RDC : début de campagne électorale pour l’élection partielle des gouverneurs

 
La campagne électorale pour l’élection partielle des gouverneurs et vice-gouverneurs débute mardi 22 août dans les provinces de la RDC où des vacances ont été constatées. Selon le calendrier de la Commission électorale nationale indépendante (CENI), cette période s’étendra jusqu’au 24 août.
 
L’élection proprement dite interviendra samedi 26 août, d’après le chronogramme de la CENI.
Conformément au calendrier de la commission électorale, les assemblées provinciales ont ainsi ouvert leurs sessions extraordinaires. Elles s’étendront du 21 au 30 août. Ces sessions se consacrent exclusivement à l’élection des gouverneurs et leurs vice-gouverneurs.
 
Au Sud-Kivu, sept candidats en lice tenteront de convaincre les élus provinciaux, à travers leurs projets de société. Le gouverneur élu remplacera Marcellin Cishambo, qui a démissionné de ce poste en juillet dernier. Ila été accusé de mauvaise gestion. Le président de l’assemblée provinciale du Sud-Kivu, Emile Kadudu, a demandé à la CENI de se montrer «impartiale lors des élections».
 
«J’invite aussi les députés provinciaux à faire preuve de maturité politique en tenant compte des enjeux de l’heure», a-t-il interpellé. L’actuel vice-gouverneur Gabriel Kalonda qui expédie les affaires courantes devra céder son fauteuil au colistier du nouveau gouverneur qui sera élu.
 
Sept candidats gouverneurs sont en lice:
 
Sylvanus Mushi Bonane
Juste Aganze Cibembe
Gustave Bagayamukwe Tadji
Jean-Pierre Mirindi Basheka
Constat Mudekereza Koko
Claude Nyamugabo Bazibuhe
Elie Zihindula Mushengezi
Aucune candidature féminine ne figure parmi les concurrents.
 
Tshopo : mettre fin aux intérims
 
Dans la province de la Tshopo, les cinq candidats en compétition seront reçus mardi 22 août à l’Assemblée provinciale pour la présentation de leurs projets de société.
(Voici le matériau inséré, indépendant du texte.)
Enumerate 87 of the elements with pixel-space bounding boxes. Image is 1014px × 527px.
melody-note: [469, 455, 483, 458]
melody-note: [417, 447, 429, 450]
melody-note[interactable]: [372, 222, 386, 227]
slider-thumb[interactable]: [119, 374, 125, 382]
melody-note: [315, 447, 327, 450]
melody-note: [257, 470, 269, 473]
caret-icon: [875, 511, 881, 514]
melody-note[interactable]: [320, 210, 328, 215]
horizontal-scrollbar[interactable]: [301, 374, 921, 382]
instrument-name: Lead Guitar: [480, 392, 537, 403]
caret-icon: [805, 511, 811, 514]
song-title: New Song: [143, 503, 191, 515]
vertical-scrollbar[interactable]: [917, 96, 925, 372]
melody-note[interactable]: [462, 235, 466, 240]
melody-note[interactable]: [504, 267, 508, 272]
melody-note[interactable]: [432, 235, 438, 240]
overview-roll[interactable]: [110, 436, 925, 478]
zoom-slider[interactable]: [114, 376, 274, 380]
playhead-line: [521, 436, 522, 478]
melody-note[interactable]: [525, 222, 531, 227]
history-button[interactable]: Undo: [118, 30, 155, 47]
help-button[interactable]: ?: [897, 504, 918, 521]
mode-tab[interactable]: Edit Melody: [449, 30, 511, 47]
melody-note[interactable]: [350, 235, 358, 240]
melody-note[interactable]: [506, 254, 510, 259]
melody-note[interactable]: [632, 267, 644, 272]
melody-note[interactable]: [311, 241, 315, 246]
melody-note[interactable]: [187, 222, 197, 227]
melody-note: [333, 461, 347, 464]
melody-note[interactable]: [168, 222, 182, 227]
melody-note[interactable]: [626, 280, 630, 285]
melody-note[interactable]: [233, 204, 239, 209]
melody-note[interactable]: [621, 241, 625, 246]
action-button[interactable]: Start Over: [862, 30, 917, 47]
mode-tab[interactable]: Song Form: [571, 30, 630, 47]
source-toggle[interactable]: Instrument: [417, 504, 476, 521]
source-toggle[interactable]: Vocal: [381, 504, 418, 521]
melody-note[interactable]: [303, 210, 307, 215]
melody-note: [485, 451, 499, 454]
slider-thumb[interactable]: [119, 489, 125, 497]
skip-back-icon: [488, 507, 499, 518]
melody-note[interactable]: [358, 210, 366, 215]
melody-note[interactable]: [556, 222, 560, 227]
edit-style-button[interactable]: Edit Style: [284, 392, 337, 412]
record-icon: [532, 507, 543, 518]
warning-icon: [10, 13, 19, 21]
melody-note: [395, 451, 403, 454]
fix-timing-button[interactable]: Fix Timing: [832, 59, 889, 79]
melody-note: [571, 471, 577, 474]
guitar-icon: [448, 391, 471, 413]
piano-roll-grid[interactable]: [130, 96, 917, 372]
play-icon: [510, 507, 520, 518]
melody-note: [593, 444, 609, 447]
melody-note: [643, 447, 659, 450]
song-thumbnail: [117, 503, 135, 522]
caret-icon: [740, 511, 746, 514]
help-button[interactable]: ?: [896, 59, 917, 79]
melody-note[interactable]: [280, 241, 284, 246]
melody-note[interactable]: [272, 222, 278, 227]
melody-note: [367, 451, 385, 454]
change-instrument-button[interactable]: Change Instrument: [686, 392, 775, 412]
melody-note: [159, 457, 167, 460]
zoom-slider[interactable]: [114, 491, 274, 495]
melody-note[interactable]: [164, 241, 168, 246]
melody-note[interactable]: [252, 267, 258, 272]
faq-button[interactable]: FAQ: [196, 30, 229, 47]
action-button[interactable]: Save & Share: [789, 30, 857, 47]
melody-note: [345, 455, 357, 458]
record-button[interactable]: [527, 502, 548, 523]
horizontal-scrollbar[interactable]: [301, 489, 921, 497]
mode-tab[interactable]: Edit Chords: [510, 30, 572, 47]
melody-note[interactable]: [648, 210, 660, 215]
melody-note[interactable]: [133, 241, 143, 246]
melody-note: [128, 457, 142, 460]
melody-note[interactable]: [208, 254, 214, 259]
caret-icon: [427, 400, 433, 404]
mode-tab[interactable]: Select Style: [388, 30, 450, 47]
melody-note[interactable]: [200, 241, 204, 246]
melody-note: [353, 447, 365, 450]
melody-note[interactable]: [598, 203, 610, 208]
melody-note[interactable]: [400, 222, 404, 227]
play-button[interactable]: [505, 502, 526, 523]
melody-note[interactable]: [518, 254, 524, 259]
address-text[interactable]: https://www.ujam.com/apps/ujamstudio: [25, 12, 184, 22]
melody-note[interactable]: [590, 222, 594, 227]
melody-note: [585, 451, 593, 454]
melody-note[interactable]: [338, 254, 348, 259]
A cet effet, le président de l’assemblée provinciale, Joël Bafandu Yaweli exhorte les cinq candidats à «observer scrupuleusement les règles du jeu de la campagne électorale au sein de l’organe délibérant.»
 
Il a indiqué que l’organisation de l’élection prochaine du gouverneur et de son vice-gouverneur mettra un terme à une situation de «gestion de la province par intérim de manière successive.»
 
La province de la Tshopo est dirigée par des intérimaires après la démission du vice-gouverneur et de l’empêchement ainsi que de la démission du gouverneur de province, a-t-il déploré.
 
Les 5 candidats en compétition sont :
 
Patrick Matata
Constantin Lomata
Cyprien Heri Baraka
David Mendela
Simene wa Simene, de la majorité présidentielle.
 
Sud-Ubangi et Tshuapa: confrontation ouverte
 
Dans la province du Sud-Ubangi, trois candidats sont en lice. Trois postulants aussi sont enregistrés dans la Tshuapa. Selon les observateurs, la confrontation s’annonce ouverte, dans ces deux provinces où des indépendants se disputent le poste de gouverneur avec les tickets de la MP et de l’opposition.
 
Parmi les candidats en lice dans le Sud-Ubangi, figure Joachim Taila Nage, qui se présente en indépendant. Il s’est retiré de la majorité présidentielle (MP). Il y a aussi Yvon Dangbele, qui se présente comme indépendant, bien qu’étant du Mouvement de libération du Congo (MLC) de Jean-Pierre Bemba.
 
Le troisième candidat est Jean Wotewangi du parti ATD de José Makila de la majorité présidentielle.
Dans la Tshuapa, Pancrace Boongo de la majorité présidentielle, et deux indépendants, Papy Booto et Gyslain Ngayo, député provincial, vont faire la cour aux députés provinciaux pour solliciter leurs voix.
 
Pas d’élection à Mongala et Equateur
 
Il n'y aura pas d'élection partielle de vice-gouverneur tant dans la nouvelle province de l'Equateur que dans la Mongala. Dans la nouvelle province de l’Equateur, la CENI a suspendu cette élection après avoir pris en compte l’arrêt de la cour constitutionnelle qui réhabilite Madame Jeannine Intombi au poste de vice-gouverneur de province.
 
Mais dans la Mongala, le gouverneur de province n’a pas présenté son candidat colistier en remplacement d’Aimé Bokongu qui a été démis de ses fonctions par motion de défiance votée par l’assemblée provinciale.